Création de l’encaste Vega Villar
José Vega, ganadero par orgueil
1910, José Vega était un homme riche. Un brin excentrique et parfois affabulateur, il allait de feria en feria. Ses interventions lors des tertulias faisaient souvent référence à la décadence de la cabaña brava (et oui, déjà). A force de l’entendre râler, ses amis (et autres) l’ont mis au défi de faire mieux et de créer sa propre ganaderia. Difficile pour l’honneur de l’hidalgo que José Vega se dérobe face au challenge qui lui était proposé. L’homme se fit mystérieux et moins présent autour des arènes et dans les réunions d’aficionados.
D’un défi sont nés les Patas Blancas
Un beau jour de l’automne 1910, José Vega invita ses amis, surpris par l’annonce, à son premier herradero le 18 décembre. Il avait entretemps louer la finca de Navalcaida à Cerceda et fait l’acquisition d’un semental et de vaches. Le premier est un Santa Coloma d’origine Murube/Ibarra nommé Cuchareto. Santa Coloma était à l’époque une ganaderia dans un très bon moment. Ce n’était pas le cas de Veragua (origine Vasquez) auquel José Vega a acheté 65 vaches dont 35 avec un veau. Cuchareto fut mis à l’ouvrage pendant quelques années avant d’être « muté » chez Hermanos Flores ( grands-oncles de Samuel Flores) puis chez le Marquis de Villadoglio. L’année suivant ce sont deux autres sementales Toronjito et Fuentecillo de Santa Coloma, mais d’une rame plus Saltillo, qui le rejoignirent.
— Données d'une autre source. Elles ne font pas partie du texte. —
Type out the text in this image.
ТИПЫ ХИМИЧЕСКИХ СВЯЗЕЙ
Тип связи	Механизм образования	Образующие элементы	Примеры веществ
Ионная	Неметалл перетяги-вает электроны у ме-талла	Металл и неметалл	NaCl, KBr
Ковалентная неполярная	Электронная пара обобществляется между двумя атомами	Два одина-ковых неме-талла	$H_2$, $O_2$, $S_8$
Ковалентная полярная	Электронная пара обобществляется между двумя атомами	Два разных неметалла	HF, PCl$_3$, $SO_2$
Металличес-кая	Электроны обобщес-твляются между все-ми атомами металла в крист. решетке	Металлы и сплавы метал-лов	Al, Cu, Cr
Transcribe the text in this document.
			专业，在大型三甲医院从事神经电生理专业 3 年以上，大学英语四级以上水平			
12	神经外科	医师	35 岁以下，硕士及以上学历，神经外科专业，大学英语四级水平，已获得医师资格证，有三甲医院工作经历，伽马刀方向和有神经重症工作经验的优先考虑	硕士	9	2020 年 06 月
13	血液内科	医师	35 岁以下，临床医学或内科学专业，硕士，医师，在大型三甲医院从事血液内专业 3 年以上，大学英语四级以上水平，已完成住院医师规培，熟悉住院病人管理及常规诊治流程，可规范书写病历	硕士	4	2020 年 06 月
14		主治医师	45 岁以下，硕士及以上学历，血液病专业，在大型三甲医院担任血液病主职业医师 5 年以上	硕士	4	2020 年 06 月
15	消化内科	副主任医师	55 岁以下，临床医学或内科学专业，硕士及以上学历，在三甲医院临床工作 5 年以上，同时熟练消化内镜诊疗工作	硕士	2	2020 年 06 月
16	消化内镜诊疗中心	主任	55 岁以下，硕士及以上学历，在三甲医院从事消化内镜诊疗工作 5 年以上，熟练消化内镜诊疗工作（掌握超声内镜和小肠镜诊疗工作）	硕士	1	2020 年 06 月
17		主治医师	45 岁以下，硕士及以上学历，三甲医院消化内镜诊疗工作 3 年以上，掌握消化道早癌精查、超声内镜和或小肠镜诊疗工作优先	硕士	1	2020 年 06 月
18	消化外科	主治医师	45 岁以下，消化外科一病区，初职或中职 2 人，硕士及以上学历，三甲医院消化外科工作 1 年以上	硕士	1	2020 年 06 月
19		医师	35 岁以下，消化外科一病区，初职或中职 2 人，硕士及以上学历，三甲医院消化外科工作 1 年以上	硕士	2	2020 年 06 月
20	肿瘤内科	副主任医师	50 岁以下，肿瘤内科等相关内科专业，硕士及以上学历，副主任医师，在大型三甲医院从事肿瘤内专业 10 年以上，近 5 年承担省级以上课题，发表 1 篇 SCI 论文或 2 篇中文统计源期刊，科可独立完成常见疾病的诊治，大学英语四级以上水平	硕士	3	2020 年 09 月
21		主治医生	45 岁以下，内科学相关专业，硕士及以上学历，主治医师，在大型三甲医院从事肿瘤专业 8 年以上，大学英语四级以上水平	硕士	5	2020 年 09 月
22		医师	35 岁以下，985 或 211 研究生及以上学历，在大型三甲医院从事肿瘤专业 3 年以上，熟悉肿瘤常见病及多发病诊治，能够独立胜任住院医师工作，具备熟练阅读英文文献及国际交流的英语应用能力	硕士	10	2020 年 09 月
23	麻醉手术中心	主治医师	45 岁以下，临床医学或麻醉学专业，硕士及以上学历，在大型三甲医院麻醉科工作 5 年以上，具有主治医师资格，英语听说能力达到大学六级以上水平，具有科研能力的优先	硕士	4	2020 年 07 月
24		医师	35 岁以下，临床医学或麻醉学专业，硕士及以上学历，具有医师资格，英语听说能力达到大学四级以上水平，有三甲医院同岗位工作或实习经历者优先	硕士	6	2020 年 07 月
Ainsi sont posées les premières pierres d’un nouvel encaste dont un grand nombre de produits ont un patrimoine génétique marqué par les origines Saltillo bien que l’on retrouve des traces Murube sur une partie de ces toros.
Le créateur jette l’éponge
Le 18 décembre ce sont 37 mâles et femelles issus du semental ibarreño qui sont marqués avec un fer récupéré auprès d’un élevage de vaches laitières.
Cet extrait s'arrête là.